Using the datumShift Program
To apply the datum correction surface generated with the datumSurface program to one or
more CPF, HOF, or GSF files we use a program called datumShift. This program is a wizard that allows you to select the CHRTR2 file created by datumSurface and then any number of data files to be corrected. Data files are chosen using a file browsing dialog to select multiple files or, much more easily, a directory browsing dialog that allows you to select the top level folder and have the program get every file of the specified type in the folder tree. You can even use a combination of the file and directory browsing tools. The datumShift program reads each record from the input files, gets the latitude and longitude of the data point, retrieves the correction value from the CHRTR2 grid file, and then places the correction in the input file.
The datumShift program applies the corrections differently depending on the type of file being
modified. In a GSF file the corrections are actually applied to the Z values. In CPF files the correction is stored in the local_vertical_datum_offset field of the CZMIL_CPF_Data structure. At this time the datumShift program sets the local_vertical_datum field of the CPF header to Mean Lower Low Water (CZMIL_V_DATUM_MLLW = 2). If you want to use some other datum the program must be modified to provide a datum selection menu. If the local_vertical_datum field of the CPF header isset to anything other than CZMIL_V_DATUM_UNDEFINED (0) then ABE programs that read the CPF files (like pfmLoad or czmil2LAS) will apply the correction when the data is read. The local_vertical_datum_offset value is only applied by application programs, not by the CZMIL API.

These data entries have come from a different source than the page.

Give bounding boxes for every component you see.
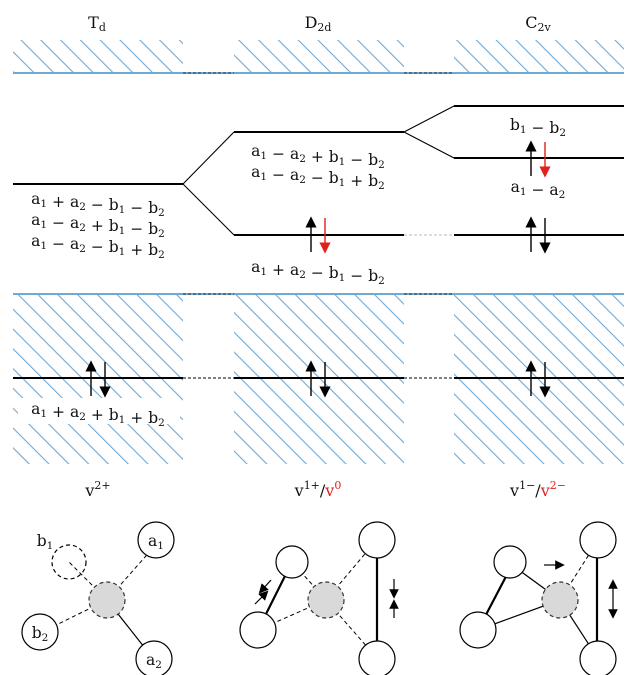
structure-d2d [239,521,399,675]
d2d-lower-label: a1 + a2 − b1 − b2 [251,258,385,287]
structure-td: b1 a1 b2 a2 [21,521,175,675]
atom [459,611,497,649]
charge-label-td: v2+ [84,479,110,500]
atom-back [275,545,309,579]
header-td: Td [88,13,106,34]
td-lower-label: a1 + a2 + b1 + b2 [31,400,165,429]
vacancy-site [307,581,345,619]
d2d-upper-label-2: a1 − a2 − b1 + b2 [251,163,385,192]
vacancy-site [88,581,126,619]
svg-text:b2: b2 [32,624,49,644]
atom-b2 [21,613,59,651]
svg-text:a2: a2 [146,651,162,671]
atom-a2 [135,640,173,675]
c2v-mid-label: a1 − a2 [511,178,566,201]
charge-label-c2v: v1−/v2− [509,479,566,500]
spin-arrows [85,140,551,398]
charge-label-d2d: v1+/v0 [294,479,342,500]
atom-b1-back [51,544,87,580]
c2v-top-label: b1 − b2 [510,116,566,139]
atom-back [493,545,527,579]
atom [358,640,396,675]
header-c2v: C2v [525,13,551,34]
atom [579,521,617,559]
level-labels: a1 + a2 − b1 − b2 a1 − a2 + b1 − b2 a1 −… [31,116,566,429]
vacancy-site [541,581,579,619]
td-upper-label-1: a1 + a2 − b1 − b2 [31,190,165,219]
td-upper-label-2: a1 − a2 + b1 − b2 [31,211,165,240]
svg-text:b1: b1 [37,532,54,552]
header-d2d: D2d [305,13,332,34]
energy-levels [13,105,624,379]
structure-c2v [459,521,618,675]
correlation-lines [182,105,455,379]
atom-a1 [137,521,175,559]
atom [239,611,277,649]
conduction-band [13,40,624,74]
atom [358,521,396,559]
atom [579,640,617,675]
d2d-upper-label-1: a1 − a2 + b1 − b2 [251,142,385,171]
td-upper-label-3: a1 − a2 − b1 + b2 [31,232,165,261]
svg-text:a1: a1 [148,532,164,552]
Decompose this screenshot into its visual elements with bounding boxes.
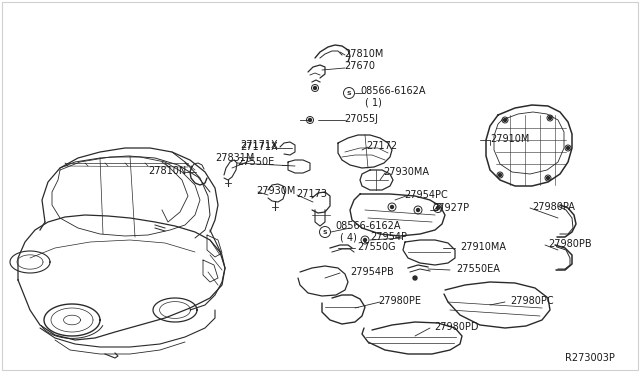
Text: 27831M: 27831M xyxy=(215,153,254,163)
Circle shape xyxy=(566,147,570,150)
Text: 27980PB: 27980PB xyxy=(548,239,591,249)
Text: 27930M: 27930M xyxy=(256,186,296,196)
Text: 27930MA: 27930MA xyxy=(383,167,429,177)
Text: 27810M: 27810M xyxy=(344,49,383,59)
Text: 27954P: 27954P xyxy=(370,232,407,242)
Text: 08566-6162A: 08566-6162A xyxy=(360,86,426,96)
Text: 27810N: 27810N xyxy=(148,166,186,176)
Text: 27172: 27172 xyxy=(366,141,397,151)
Circle shape xyxy=(547,176,550,180)
Circle shape xyxy=(413,276,417,280)
Text: 27670: 27670 xyxy=(344,61,375,71)
Circle shape xyxy=(308,119,312,122)
Circle shape xyxy=(548,116,552,119)
Text: R273003P: R273003P xyxy=(565,353,615,363)
Text: 27550E: 27550E xyxy=(237,157,275,167)
Text: ( 4): ( 4) xyxy=(340,232,357,242)
Text: 27171X: 27171X xyxy=(240,142,278,152)
Text: 27910M: 27910M xyxy=(490,134,529,144)
Text: 27980PD: 27980PD xyxy=(434,322,479,332)
Circle shape xyxy=(499,173,502,176)
Text: 27173: 27173 xyxy=(296,189,327,199)
Circle shape xyxy=(390,205,394,208)
Circle shape xyxy=(364,238,367,241)
Text: 27910MA: 27910MA xyxy=(460,242,506,252)
Circle shape xyxy=(504,119,506,122)
Circle shape xyxy=(417,208,419,212)
Circle shape xyxy=(314,87,317,90)
Text: S: S xyxy=(323,230,327,234)
Text: 27550G: 27550G xyxy=(357,242,396,252)
Text: 08566-6162A: 08566-6162A xyxy=(335,221,401,231)
Text: 27980PA: 27980PA xyxy=(532,202,575,212)
Text: 27954PC: 27954PC xyxy=(404,190,448,200)
Text: 27980PC: 27980PC xyxy=(510,296,554,306)
Text: S: S xyxy=(347,90,351,96)
Text: 27954PB: 27954PB xyxy=(350,267,394,277)
Text: 27171X: 27171X xyxy=(240,140,278,150)
Circle shape xyxy=(436,206,440,209)
Text: 27980PE: 27980PE xyxy=(378,296,421,306)
Text: 27927P: 27927P xyxy=(432,203,469,213)
Text: 27055J: 27055J xyxy=(344,114,378,124)
Text: ( 1): ( 1) xyxy=(365,97,382,107)
Text: 27550EA: 27550EA xyxy=(456,264,500,274)
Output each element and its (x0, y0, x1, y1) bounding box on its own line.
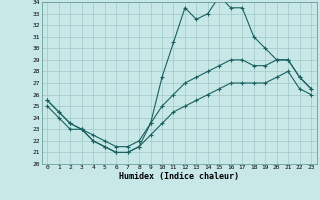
X-axis label: Humidex (Indice chaleur): Humidex (Indice chaleur) (119, 172, 239, 181)
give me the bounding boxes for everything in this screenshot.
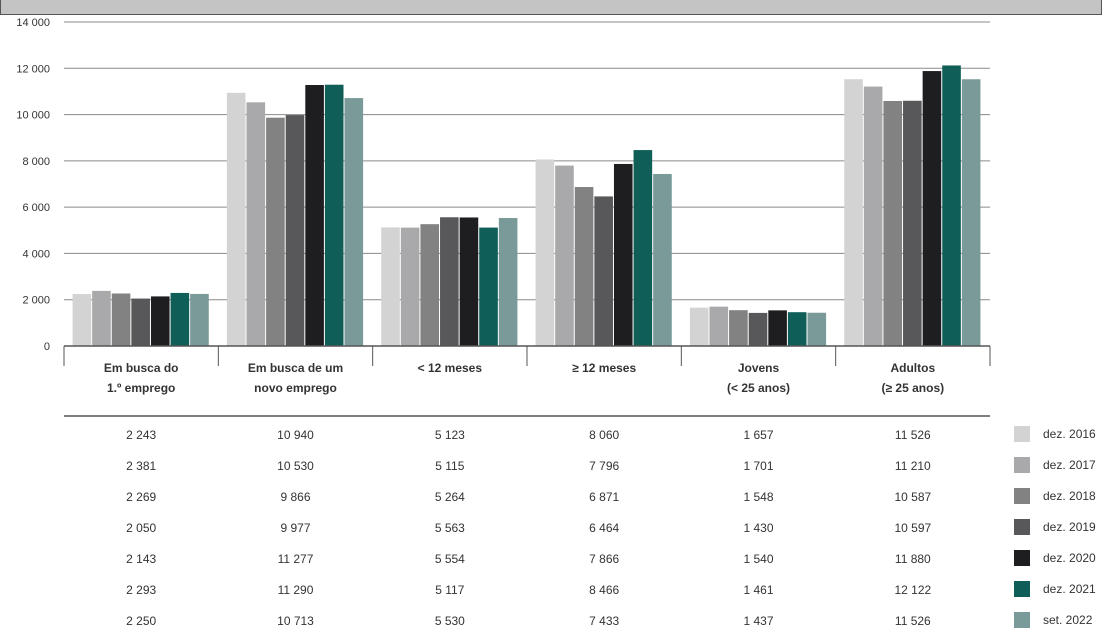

The signs of the differences in the tide gauge YXZ file are very important. If you are using
MLLW as your local datum then all of the MSL/MLLW differences should be negative. If, for some unknown reason, you wanted to use Mean Higher High Water (MHHW) the MSL/MHHW differences would have to be positive. Since datumShift only works with MLLW at the moment this is a moot point. Before applying the correction surface to all of your data files test it on a single file that has both land and water (assuming you’re working with LiDAR data) and check the results by building a small PFM from that one file. If everything is correct you can then apply the correction surface to all of the files.